You’re an infrastructure company. You gotta own the metal that you sell or you’re just a middleman for the cloud, and always at risk of being undercut by a competitor on bare metal with $0 egress fees.

Colocation and peering for $0 egress is why Cloudflare has a free tier, and why new entrants could never compete with them by reselling cloud services.

In fact, for hyperscalers, bandwidth price gouging isn’t just a profit center; it’s a moat. It ensures you can’t build the next AWS on AWS, and creates an entirely new (and strategically weaker) market segment of “PaaS” on top of “IaaS.”

Yup. Bingo. We've had to pass the cloud egress costs onto our customers, which sucks.

With this, it'll mean we can slash that in half, lower storage costs, remove "per seat" pricing, etc

Super exciting

  • How do bandwidth costs work now? do you pay the ISPs a flat fee, or is it still usage-based? how much cheaper is it compared to cloud providers?

    • in my experience (Eu, datacenter/ISP space) connectivity is either sold based on 99percentile commitments (aka, you pay for sending us this amount of traffic, anything over this gets you billed extra) or based on a minimum commitment for the traffic you send. (atleast X amount of bandwith) or it is based on a flat free principle where you pay an upfront cost for the setup and the rest is a base price for X amount of bits per seconds.

      It depends a lot on what kind of connection you require, and things like oversubscription and congestion control also come into play.

      Peering ports with IXP's are usually flat rate, while ports in datacenters to end customers usually have more complex constructs.
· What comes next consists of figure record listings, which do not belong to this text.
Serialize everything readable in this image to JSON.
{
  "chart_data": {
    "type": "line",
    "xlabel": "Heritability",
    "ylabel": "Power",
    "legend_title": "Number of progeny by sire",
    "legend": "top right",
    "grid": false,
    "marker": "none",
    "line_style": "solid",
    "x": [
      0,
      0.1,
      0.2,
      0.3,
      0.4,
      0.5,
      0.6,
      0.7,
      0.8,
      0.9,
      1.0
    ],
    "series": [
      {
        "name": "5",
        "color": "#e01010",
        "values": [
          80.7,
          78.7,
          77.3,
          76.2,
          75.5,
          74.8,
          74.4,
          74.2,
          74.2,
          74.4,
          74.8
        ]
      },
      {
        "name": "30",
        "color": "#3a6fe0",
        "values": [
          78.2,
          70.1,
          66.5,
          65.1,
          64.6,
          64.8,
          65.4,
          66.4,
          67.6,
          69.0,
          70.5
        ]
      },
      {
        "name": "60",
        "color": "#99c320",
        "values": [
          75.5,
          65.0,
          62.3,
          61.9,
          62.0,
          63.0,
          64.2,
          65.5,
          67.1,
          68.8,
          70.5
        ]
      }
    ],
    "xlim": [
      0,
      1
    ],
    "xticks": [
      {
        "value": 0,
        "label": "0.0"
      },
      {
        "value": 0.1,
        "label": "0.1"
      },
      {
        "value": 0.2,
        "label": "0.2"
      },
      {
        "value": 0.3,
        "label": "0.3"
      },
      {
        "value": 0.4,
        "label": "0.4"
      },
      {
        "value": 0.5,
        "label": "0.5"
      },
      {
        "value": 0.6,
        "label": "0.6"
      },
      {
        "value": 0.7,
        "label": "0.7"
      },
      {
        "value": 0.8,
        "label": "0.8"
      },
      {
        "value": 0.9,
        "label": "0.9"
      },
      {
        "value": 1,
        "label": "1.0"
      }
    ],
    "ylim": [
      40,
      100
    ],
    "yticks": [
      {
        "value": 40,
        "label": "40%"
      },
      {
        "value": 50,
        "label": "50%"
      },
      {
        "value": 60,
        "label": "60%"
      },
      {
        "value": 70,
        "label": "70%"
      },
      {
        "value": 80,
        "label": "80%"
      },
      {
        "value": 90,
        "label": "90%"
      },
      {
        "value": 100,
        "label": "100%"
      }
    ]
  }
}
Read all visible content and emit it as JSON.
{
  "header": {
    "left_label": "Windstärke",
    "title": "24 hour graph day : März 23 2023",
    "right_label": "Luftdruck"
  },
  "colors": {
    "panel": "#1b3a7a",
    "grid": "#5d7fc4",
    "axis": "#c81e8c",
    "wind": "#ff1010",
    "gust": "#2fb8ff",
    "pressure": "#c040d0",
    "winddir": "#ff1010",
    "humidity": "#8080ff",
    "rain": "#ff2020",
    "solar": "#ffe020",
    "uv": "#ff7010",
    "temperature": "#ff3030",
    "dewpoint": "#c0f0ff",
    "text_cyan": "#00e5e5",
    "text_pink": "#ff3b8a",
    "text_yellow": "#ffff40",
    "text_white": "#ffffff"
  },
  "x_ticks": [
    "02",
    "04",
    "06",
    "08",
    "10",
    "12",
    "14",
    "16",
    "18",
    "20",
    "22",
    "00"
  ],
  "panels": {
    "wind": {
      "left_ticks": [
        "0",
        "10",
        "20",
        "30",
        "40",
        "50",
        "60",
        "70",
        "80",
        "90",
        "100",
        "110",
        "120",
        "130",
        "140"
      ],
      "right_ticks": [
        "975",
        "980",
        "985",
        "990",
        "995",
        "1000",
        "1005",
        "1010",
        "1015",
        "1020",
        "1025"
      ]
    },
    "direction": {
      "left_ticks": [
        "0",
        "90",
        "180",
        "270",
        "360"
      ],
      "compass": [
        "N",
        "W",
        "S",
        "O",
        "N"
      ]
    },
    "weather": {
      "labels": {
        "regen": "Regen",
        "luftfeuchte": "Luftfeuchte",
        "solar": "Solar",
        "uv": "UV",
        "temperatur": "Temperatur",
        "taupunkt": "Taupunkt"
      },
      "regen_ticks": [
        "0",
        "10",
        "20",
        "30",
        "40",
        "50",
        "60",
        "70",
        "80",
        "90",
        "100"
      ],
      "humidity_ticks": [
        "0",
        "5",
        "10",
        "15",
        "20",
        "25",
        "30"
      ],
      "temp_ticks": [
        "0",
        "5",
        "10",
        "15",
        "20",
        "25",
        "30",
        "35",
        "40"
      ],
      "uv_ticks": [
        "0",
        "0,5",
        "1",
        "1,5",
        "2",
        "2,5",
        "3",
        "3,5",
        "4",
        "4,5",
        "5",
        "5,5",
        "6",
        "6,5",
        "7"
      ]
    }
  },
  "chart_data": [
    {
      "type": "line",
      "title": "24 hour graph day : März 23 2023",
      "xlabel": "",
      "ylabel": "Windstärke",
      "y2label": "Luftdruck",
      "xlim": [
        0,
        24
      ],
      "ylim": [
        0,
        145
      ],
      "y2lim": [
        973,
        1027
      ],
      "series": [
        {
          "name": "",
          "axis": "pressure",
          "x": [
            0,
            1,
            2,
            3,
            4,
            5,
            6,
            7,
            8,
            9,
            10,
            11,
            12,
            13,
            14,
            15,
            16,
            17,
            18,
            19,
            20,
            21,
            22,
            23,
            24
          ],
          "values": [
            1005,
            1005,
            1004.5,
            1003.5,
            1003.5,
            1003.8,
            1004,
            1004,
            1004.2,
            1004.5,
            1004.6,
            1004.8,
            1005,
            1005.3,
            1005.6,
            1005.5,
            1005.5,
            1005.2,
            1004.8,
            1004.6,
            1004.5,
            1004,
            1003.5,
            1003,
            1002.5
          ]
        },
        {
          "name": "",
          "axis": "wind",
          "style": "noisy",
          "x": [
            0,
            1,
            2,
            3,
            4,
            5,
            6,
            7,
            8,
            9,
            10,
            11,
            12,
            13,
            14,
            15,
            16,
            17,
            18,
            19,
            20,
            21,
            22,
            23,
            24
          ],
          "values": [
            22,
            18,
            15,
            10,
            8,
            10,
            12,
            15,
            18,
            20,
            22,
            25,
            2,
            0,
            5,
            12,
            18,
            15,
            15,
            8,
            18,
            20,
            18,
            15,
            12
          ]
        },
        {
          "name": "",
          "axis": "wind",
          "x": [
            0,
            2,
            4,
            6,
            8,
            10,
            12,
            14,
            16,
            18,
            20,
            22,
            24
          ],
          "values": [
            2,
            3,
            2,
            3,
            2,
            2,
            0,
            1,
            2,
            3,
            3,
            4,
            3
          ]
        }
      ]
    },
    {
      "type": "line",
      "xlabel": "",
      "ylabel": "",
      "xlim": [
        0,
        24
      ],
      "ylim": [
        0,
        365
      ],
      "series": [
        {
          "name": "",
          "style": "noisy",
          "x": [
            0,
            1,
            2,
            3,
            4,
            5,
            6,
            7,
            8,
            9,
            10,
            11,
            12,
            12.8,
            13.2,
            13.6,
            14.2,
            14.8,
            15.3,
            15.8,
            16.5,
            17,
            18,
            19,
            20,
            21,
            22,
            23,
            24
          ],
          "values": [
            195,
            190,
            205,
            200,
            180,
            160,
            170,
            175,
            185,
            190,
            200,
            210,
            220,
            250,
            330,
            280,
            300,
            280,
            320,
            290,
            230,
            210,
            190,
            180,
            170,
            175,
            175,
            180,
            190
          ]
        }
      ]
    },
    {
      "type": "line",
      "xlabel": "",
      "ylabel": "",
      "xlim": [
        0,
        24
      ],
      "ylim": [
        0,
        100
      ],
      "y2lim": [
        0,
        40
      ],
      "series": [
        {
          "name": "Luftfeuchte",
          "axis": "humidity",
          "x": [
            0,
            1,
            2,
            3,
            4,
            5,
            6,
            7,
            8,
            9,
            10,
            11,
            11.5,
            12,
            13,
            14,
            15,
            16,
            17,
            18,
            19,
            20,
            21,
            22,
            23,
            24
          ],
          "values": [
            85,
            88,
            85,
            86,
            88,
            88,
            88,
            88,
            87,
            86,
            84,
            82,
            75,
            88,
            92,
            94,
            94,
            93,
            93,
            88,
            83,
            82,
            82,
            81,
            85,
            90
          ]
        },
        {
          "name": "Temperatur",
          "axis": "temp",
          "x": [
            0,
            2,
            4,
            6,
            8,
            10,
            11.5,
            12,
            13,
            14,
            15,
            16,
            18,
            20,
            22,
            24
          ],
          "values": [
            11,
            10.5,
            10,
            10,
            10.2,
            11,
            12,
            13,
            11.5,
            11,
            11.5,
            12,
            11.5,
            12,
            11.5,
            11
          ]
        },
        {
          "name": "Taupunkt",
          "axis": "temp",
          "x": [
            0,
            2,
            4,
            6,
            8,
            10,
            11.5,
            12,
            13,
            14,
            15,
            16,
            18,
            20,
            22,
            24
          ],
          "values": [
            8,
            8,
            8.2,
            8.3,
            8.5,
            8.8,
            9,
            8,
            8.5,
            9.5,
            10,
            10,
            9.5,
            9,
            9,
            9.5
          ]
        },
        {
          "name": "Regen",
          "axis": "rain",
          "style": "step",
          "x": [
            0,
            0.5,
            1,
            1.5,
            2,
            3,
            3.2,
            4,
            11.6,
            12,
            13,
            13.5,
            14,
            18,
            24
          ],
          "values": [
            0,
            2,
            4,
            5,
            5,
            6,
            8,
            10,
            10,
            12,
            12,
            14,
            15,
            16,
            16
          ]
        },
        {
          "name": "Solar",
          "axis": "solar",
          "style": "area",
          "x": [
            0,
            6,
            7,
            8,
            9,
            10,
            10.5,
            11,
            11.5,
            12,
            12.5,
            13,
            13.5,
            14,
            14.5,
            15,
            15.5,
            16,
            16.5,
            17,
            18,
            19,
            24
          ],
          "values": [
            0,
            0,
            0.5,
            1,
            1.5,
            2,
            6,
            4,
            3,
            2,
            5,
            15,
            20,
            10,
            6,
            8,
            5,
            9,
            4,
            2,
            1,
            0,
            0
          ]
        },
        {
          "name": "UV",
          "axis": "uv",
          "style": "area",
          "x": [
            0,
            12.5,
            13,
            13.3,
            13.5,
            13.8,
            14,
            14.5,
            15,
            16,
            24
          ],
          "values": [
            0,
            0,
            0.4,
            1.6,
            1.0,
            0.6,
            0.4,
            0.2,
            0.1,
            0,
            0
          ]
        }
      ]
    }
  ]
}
      Hyperscaler bandwith is notoriously expensive. for instance, a 100Gbps port on the AMS-IX is 2500$[1].

      Now, you need to account for extra costs to actually use this port (some IP space, ASN number etc) but even with all that added up i think you will not get much more expensive then 400$ per month averaged in total over a year.

      Now what makes comparing difficult is that hyperscalers are not transparant when it comes to connectivity costs. Looking at egress fees for example:

      AWS seems to charge 1 cent per Gigabyte transferred for egress fees.

      If we send data at line rate across our 100Gbps for an entire month we get the following:

      100gbps = 12.5Gigabytes per second. 12.5 * 2 629 743 83 (number of seconds in a month) = 32871797875 Gigabytes 32871797875 / 0,001$ = 3.287.179,7875

      thats 3,2 million dollars... compared to roughly 4000!

      AWS also seems to offer "dedicated connections". at roughly 22 dollars per hour [3] (no clue if this is even comparble to an IXP port, but the comparison would still be fun to make).

      22$ x 720 (hours per month = 15.840$, or roughly 3times the IXP port price.

      In both cases, you are getting absolutely shafted by egress prices at cloud providers compared to doing it yourself.